A question like that is usually meant diegetically, not narratively. And they explicitly said "in the Novelverse". :p
 
^ In that case, I'd say no, for whatever reason "diegetically" means. :p

Oh sorry: Within the context of a narrative rather than outside it; like, for example, a diegetic soundtrack is one that exists within the narrative reality of a movie (e.g., much of Guardians of the Galaxy for a recent example) rather than one that's merely for the viewer.
 
Countdown rather glossed over the specifics of how B-4's limitations could've been overcome, not to mention the hideous ethics of resurrecting Data by murdering his brother. I think Star Trek Online elaborated it in a way that addressed at least the former issue, and possibly the latter.
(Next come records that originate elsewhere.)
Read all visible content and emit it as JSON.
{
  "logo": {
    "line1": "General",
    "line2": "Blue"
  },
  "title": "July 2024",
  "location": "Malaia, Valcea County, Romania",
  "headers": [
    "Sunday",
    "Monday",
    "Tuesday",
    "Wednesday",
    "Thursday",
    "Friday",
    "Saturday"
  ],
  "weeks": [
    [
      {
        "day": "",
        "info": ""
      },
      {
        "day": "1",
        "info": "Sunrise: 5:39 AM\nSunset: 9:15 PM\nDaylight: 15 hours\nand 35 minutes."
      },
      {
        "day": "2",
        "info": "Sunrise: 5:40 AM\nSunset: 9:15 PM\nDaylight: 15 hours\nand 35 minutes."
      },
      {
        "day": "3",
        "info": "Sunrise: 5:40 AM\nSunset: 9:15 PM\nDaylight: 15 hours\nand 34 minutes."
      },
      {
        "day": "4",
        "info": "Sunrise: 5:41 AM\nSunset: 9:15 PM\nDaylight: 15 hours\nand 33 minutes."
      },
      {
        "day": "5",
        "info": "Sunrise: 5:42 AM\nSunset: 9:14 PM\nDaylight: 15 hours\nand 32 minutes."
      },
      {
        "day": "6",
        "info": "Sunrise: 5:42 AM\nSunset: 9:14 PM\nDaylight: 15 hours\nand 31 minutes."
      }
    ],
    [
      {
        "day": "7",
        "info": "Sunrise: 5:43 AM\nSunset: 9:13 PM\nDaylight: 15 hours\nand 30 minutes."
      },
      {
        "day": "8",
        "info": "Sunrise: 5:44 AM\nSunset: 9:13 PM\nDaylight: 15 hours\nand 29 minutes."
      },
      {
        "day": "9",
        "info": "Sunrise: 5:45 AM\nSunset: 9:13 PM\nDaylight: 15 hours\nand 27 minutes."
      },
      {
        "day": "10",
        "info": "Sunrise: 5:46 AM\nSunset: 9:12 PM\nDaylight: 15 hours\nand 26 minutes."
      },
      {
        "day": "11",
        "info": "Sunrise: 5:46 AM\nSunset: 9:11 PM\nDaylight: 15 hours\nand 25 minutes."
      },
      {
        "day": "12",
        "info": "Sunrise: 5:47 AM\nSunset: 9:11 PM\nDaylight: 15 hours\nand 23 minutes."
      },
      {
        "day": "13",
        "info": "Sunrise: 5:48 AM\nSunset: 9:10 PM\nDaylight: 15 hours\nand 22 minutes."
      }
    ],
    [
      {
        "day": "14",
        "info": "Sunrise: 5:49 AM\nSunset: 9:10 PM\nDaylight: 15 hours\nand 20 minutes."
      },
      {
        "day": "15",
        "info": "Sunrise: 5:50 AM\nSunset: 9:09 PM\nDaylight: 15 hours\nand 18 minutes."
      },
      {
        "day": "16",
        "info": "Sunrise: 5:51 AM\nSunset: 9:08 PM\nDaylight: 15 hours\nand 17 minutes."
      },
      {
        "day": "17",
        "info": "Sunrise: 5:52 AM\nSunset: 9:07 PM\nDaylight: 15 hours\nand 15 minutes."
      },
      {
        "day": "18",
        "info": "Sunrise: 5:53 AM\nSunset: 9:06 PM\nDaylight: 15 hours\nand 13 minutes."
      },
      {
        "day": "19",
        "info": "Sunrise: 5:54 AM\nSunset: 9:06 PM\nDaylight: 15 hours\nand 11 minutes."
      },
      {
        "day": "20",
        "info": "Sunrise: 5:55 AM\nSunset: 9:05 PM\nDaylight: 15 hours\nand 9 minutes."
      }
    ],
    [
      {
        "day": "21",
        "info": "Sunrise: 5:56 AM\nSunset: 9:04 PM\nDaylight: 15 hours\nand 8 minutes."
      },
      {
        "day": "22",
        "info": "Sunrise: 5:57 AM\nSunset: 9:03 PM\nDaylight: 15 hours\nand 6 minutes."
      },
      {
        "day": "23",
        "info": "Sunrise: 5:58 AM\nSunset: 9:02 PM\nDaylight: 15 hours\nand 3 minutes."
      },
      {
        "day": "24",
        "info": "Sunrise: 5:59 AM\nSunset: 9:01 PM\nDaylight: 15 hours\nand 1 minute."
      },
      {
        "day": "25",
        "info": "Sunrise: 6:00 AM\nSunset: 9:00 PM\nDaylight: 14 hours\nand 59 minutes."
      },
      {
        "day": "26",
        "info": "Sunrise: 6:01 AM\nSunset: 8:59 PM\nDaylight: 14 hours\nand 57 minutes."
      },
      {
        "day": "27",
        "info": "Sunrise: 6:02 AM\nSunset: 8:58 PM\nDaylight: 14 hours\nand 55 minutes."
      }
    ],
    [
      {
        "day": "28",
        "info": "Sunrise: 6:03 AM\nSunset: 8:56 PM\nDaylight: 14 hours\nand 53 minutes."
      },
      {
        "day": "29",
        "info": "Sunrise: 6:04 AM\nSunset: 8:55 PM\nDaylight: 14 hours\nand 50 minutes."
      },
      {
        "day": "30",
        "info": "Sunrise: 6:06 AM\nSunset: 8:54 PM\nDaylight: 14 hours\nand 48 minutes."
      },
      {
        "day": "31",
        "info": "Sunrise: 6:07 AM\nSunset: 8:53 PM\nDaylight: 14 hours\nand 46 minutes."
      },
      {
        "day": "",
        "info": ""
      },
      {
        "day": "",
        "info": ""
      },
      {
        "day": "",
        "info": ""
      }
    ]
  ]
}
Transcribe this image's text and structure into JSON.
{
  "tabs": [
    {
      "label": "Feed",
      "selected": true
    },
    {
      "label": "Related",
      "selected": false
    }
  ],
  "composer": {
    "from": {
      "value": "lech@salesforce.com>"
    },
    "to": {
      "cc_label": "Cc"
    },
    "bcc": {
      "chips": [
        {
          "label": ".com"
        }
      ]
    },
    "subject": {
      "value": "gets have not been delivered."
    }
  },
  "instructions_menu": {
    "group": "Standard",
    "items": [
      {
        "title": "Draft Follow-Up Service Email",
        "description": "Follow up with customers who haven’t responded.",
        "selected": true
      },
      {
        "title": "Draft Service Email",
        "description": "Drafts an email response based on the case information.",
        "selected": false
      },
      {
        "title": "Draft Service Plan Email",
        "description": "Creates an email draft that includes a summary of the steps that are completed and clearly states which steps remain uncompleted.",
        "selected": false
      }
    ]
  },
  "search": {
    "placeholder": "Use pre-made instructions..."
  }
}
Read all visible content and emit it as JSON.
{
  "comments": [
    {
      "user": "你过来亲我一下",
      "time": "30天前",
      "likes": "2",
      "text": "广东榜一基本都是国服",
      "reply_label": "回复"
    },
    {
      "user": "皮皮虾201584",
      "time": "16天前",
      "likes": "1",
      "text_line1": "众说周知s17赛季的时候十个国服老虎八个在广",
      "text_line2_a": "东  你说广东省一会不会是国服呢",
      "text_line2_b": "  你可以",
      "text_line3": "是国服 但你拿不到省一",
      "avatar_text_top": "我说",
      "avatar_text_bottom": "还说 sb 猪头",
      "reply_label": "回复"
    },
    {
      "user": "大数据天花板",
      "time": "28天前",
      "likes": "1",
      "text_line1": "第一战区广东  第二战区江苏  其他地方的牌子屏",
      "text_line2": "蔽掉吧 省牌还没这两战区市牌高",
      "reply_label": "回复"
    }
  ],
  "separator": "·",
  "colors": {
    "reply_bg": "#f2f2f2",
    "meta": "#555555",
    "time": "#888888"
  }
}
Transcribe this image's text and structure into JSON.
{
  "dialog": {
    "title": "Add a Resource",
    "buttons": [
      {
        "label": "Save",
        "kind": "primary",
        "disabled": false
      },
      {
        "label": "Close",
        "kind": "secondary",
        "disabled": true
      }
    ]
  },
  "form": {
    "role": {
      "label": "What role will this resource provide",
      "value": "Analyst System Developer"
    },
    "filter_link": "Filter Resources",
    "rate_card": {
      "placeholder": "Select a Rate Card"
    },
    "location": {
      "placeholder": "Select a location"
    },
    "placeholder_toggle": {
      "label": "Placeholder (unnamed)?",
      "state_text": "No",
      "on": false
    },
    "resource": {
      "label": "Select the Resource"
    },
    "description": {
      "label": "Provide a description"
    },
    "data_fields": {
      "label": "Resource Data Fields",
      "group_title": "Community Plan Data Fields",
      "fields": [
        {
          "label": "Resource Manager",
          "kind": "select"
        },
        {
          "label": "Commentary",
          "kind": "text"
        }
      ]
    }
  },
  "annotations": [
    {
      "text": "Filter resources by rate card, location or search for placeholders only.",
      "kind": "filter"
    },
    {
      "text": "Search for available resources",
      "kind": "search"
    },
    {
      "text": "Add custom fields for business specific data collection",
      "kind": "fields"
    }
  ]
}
Opposite way around actually, IIRC. While I don't remember if overcoming B-4's limitations is addressed, the ethical quandary of this is sort of addressed in the STO novelization. Basically, when the team of engineers dedicated to awakening Data's consciousness succeeds, Data immediately refuses to live at his brother's expense and tries to purge himself out of B-4's body. Only while he's doing this B-4 catches on and instead purges his own consciousness, essentially sacrificing himself for his brother.

This makes Data's hands clean in the matter, though it is unsettling that Starfleet is okay with giving orders to murder B-4 to bring Data back.
 
This makes Data's hands clean in the matter, though it is unsettling that Starfleet is okay with giving orders to murder B-4 to bring Data back.

Where does Starfleet do that? They explicitly want to "unlock the Data matrix" and hopefully transfer it out of the body. After B-4 purges himself, the new objective is to retrieve the remains of the B-4 matrix, and put it somewhere.

The Soong Foundation is primarily concerned with the rights of artificial intelligence and wouldn't let murder pass. They advocate for androids, holograms, and exocomps.
 
Admittedly I am working from memory of a novel I read five years ago, but I do remember the engineers awaken Data, who then tries to purge himself out of B-4's body despite this being a form of suicide to stop the engineers from doing the same to B-4.
 
Does this mean that when 2387 rolls around in the novelverse, the people at the Vulcan Science Academy who commission ships will start using the current Terran year as the stardate standard?
 
Does this mean that when 2387 rolls around in the novelverse, the people at the Vulcan Science Academy who commission ships will start using the current Terran year as the stardate standard?

I no longer remember much about ST11. But if I remember correctly, it was a narrator that used the Terran year, which probably was someone on Earth at that time?

If not, it can be attributed to other reasons ;) Though it's bordering on ideas so probably not good to share. In any case, I believe there are situations when literary freedom is used. In the Abramverse, the intention was "OOC" (if you will), for the 'new generation', not exactly in-universe.
 
^The Vulcan ship's computer in the movie did give the stardate of its creation as 2387. But I figure that can be attributed to the computer tapping into local chronological databases and adjusting its format accordingly, like the way a smartphone automatically adjusts to the local time zone when you go traveling.

Then again, I've found it's generally best to ignore the specific numbers used as stardates, because there's no way they can possibly function as a meaningful, coherent timekeeping system. They were, after all, invented by TOS's developers specifically for the sake of obscuring the actual timeframe of the series by conveying no meaningful chronological information whatsoever.